Monday 25 September 2017

MDM4U - Activity: introducting non-uniform probability distributions

Students were given time to play "Crossing Toronto Harbour". In my de-cluttering of my filing cabinet this summer, I re-discovered a few past editions of the OAME Gazette and found this activity by Kelly Young in the June 2010 Edition.

The main idea: students are paired up and each given 10 "boats" and a 2 dice. Each student rolls the dice and if they have a boat in the dock with that sum, they get to cross their boat to the other side. If that dock is empty, they do nothing and pass the dice to the other player. The game continues until the first player has crossed all their boats to the other side.

My challenge was to find enough items of different colours for students to use as "boats" that were cheap to find but small enough to fit on the game board. I was at the dollar store this weekend and found these packages of decorative pompoms to use.

Students quickly discovered boats in the #1 dock would never cross and that sums of 6, 7 and 8 occurred most frequently.

This lead nicely to a discussion of that the probability of any event lies between 0 and 1 and that not all events have the same probability of occurring. Unlike a standard die that has a uniform probability, looking at the sum of two dice has a probability distribution where a sum of 2 and 12 are least likely to occur while a sum of 7 has the highest probability of occurring. Students were introduced a probability distribution chart where all outcomes are listed along with their probabilities. A histogram or bar graph could be used to graphically display a probability distribution depending on the event used.
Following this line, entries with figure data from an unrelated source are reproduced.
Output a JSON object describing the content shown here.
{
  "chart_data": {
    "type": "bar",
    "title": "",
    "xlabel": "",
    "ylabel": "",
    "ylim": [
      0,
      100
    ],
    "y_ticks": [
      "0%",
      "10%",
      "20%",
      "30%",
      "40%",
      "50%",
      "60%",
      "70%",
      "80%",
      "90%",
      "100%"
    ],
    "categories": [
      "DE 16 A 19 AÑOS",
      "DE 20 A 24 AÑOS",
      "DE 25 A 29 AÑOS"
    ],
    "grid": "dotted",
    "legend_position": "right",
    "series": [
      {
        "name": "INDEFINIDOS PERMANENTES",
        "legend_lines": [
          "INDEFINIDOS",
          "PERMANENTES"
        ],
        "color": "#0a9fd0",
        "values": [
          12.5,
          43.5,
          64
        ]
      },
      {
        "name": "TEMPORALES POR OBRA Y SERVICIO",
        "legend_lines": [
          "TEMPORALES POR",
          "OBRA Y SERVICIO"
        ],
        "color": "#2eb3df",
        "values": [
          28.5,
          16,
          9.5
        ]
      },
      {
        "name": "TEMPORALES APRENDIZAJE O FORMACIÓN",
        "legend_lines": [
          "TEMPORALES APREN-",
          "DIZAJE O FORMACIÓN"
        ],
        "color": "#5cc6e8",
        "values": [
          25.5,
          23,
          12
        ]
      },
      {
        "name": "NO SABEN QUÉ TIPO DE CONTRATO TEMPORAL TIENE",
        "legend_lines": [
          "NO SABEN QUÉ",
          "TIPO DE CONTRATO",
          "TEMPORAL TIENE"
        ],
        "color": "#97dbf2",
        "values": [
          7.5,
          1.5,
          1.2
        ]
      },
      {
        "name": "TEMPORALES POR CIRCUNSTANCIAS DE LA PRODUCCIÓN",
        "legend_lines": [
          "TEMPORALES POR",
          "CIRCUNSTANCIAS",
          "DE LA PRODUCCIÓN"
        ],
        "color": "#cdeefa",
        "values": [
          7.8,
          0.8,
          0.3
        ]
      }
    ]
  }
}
I also asked students to keep track of what numbers they rolled so that we could continue to distinguish between theoretical probability and experimental probability. Here is a chart of the outcomes rolled in this class:
We will refer to this data to start next class to chat about why it is not an identical match to the theoretical probability distribution.
Homework was assigned from the question bank focusing on probability distributions as well as determining the probability of different sums when rolling 2 dice.